J'ai, ce petit livre, dévoré d'une traite. Comme souvent chez les fins observateurs, son auteure sait décrire avec subtilité les diverses manifestation d'un Faux-Self acquis dans l'enfance pour s'adapter à une demande parentale instrumentalisante. Les résonances des descriptions et témoignages avec ma propre histoire sont suffisants pour que j'y accorde quelque crédit. Grandiosité (ou histrionisme) et dépression sont les adaptations d'un mépris de ses propres besoins éprouvé dans l'enfance, souvent par le nourrisson dont.
Je lui reprocherais cependant, au-delà de l'intérêt intrinsèque de sa phénoménologie, son caractère par trop schématique, que nulle topique théorique ne renforce réellement, dont l'apogée se situe sans doute dans des considérations de sociologie politique (origine de toute violence sociale et des passions d'extrême-droite, pour le dire vite) dont je ne peux que regretter le manque d'assise tant factuelle que conceptuelle - dit clairement : bien des assertions paraissent gratuites.
Prenons par exemple "Les innombrables formes des égarements nationalistes (..) nous montrent clairement qu'ils procèdent tous de la même folie, qui s'alimente aux sentients et souvenirs refoulés de leurs responsables, et n'ont rien à voir avec des considérations rationnelles." Il me semble déceler là 1. une pétition de principe et 2. un paralogisme certain.
Pétition de principe : les nationalismes ne sont pas rationnels. Je ne pense pas que ce soit correct. Ils ont leur rationalité - mâtinée d'un bon paquet de sentiments adverses et de refus de certains faits. Le sous-texte que "l'avenir démocratique" (sous-entendu non nationaliste), dont quelques paragraphes auparavant, l'auteure nous indique vouloir contribuer à assurer la préservation, est quant à lui rationnel, ou plus rationnel. Ce qu'il conviendrait de démontrer et ne me semble en rien évident - la démocratie est sans doute en moyenne plus respectueuse de la plupart des droits du plus grand nombre, mais de là à dire qu'elle est plus _rationnelle_ qu'une de ses déclinaisons nationalistes...
Paralogisme : si même on admet que que les égarements nationalistes ne sont pas rationnels, il faut, pour aboutir à la conclusion de l'auteure, qu'irrationnel => alimentés aux sentiments refoulés tels que décrits dans le livre, issues de violence faite à enfant. Aussi séduisante cette hypothèse soit-elle, et aussi potentiellement vraisemblable, elle n'en demeure pas moins... une hypothèse, que rien dans l'ouvrage ne permet de fonder autrement que comme un bon point de départ pour un travail de vérification authentiquement rationnel.

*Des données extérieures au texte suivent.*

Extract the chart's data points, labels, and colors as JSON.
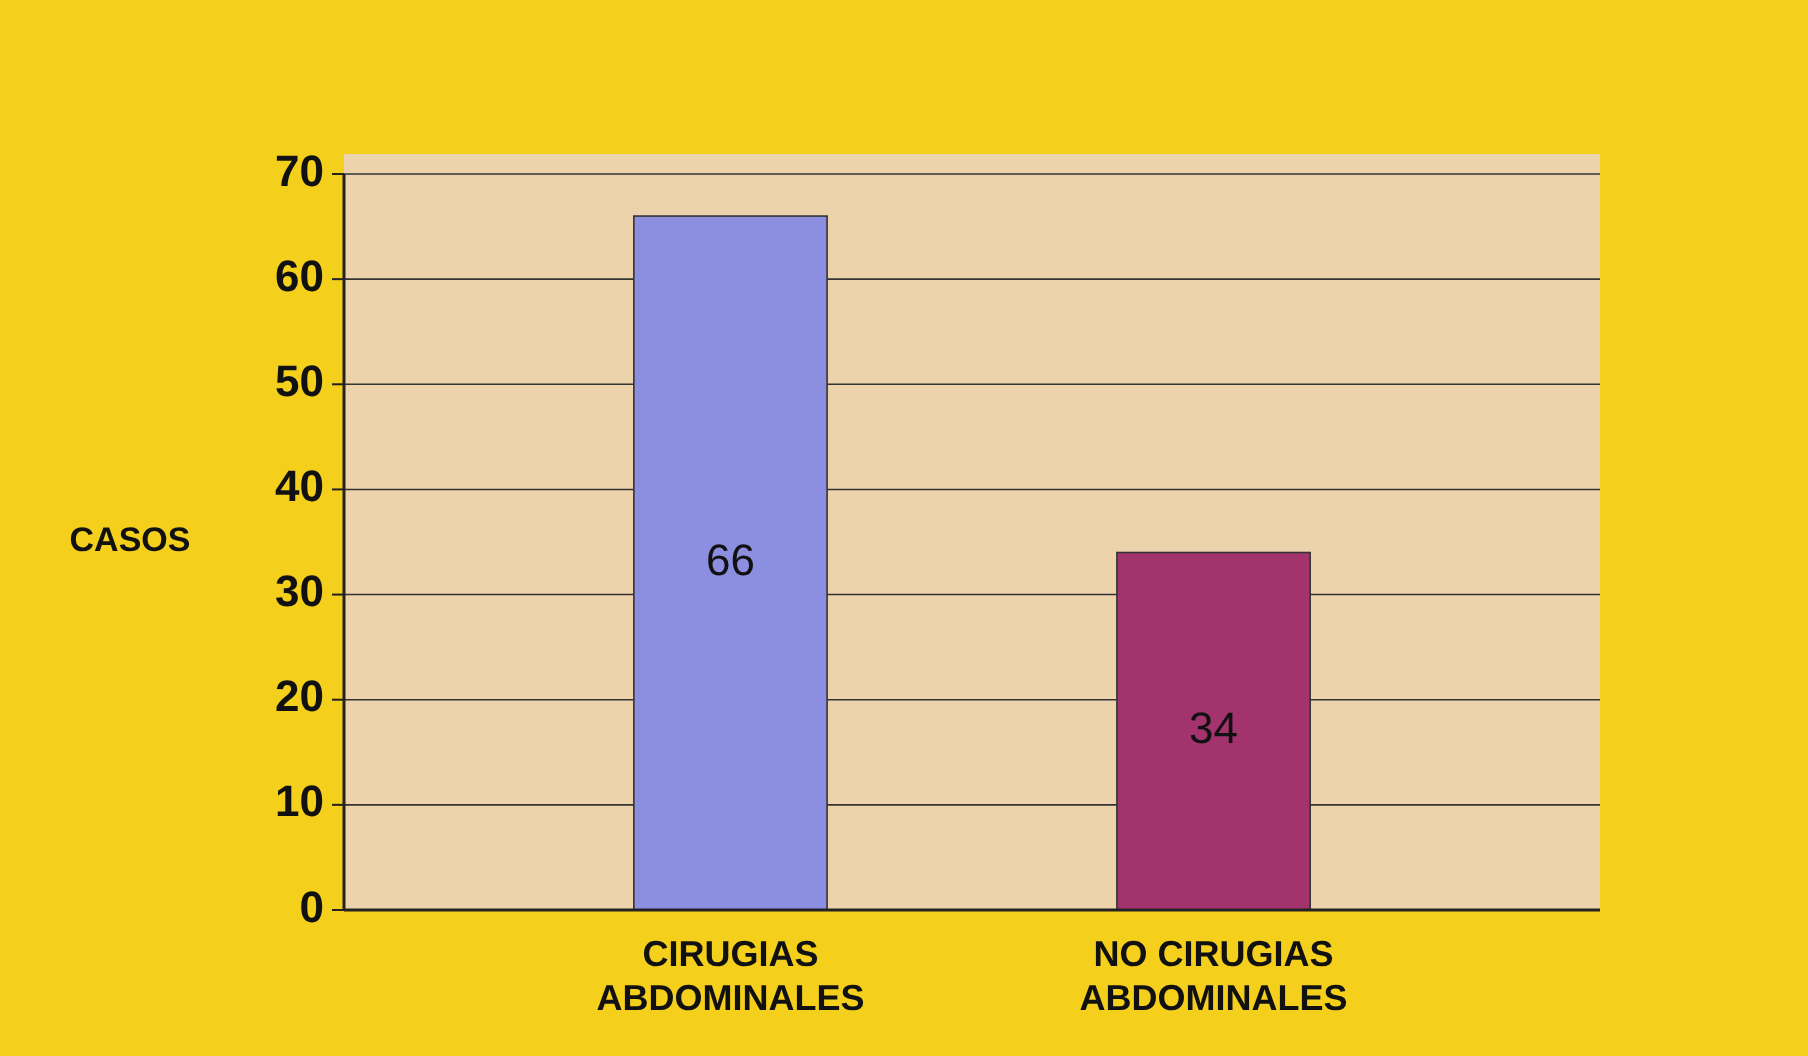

Il me semble qu'en fait l'auteure commet ici une faute de logique. Il est en effet assez clairement établi par la pratique psychothérapeutique qu'alimenté aux sentiments refoulés => actes irrationnels (c'est-à-dire entretenant une souffrance dans la répétition d'actes morbides, de façon à éviter une souffrance plus grande encore, celle de se voir confronté aux souvenirs du ou des traumas, inconsciemment fantasmés comme délétères). Les patients le reconnaissent eux-même, en remontant au traumatisme source de façon à s'en libérer, dans l'anamnèse, des émotions négative. Le renversement de l'inférence (actes irrationnels => ancrage dans des sentiments refoulés) relève d'un non sequitur et mène à l'affirmation (illogique !) du conséquent.

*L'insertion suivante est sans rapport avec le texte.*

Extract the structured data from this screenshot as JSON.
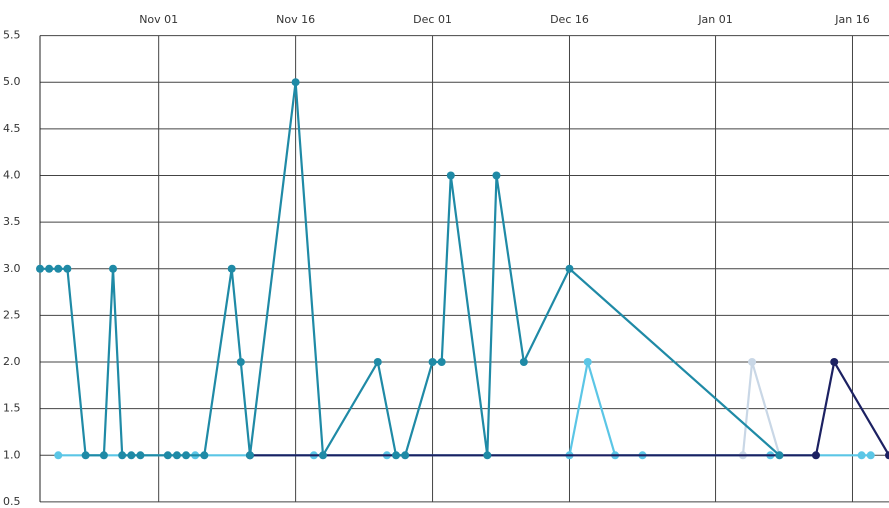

On retrouve ce paralogisme dans tout le livre : dès lors qu'un comportement ressemble à ce qui est la conséquence d'un traumatisme d'enfance, on trouve l'affirmation de l'existence du trouble - là où on ne pourrait qu'y voir une suspicion possible). Cela donne l'illusion au lecteur d'une certaine simplicité de la psyché : si tu as tels ou tels symptômes, alors c'est que tu as vécu tels ou tels événements. Ce schématisme malheureux est accentué de ce qu'Alice Miller envisage, de façon suggestive et à mon sens pertinente au moins dans les limites de son analyse, sous le même angle maltraitance obvie (viols, brutalités, ...) et maltraitance ordinaire (petits actes de mépris ou "d'éducation", à la propreté, au silence, à la suppléance psychologique ou sociale d'un parent, auxquels leur précocité et leurs sur-excitabilités (Dabrowski) rendent particulièrement sensibles les enfants dits "doués").
Dès lors, bien que je recommande vivement la lecture de ce l'opuscule, surtout aux HP mal dans leur peau, il ne m'est guère possible de m'en enthousiasmer plus loin qu'un 7.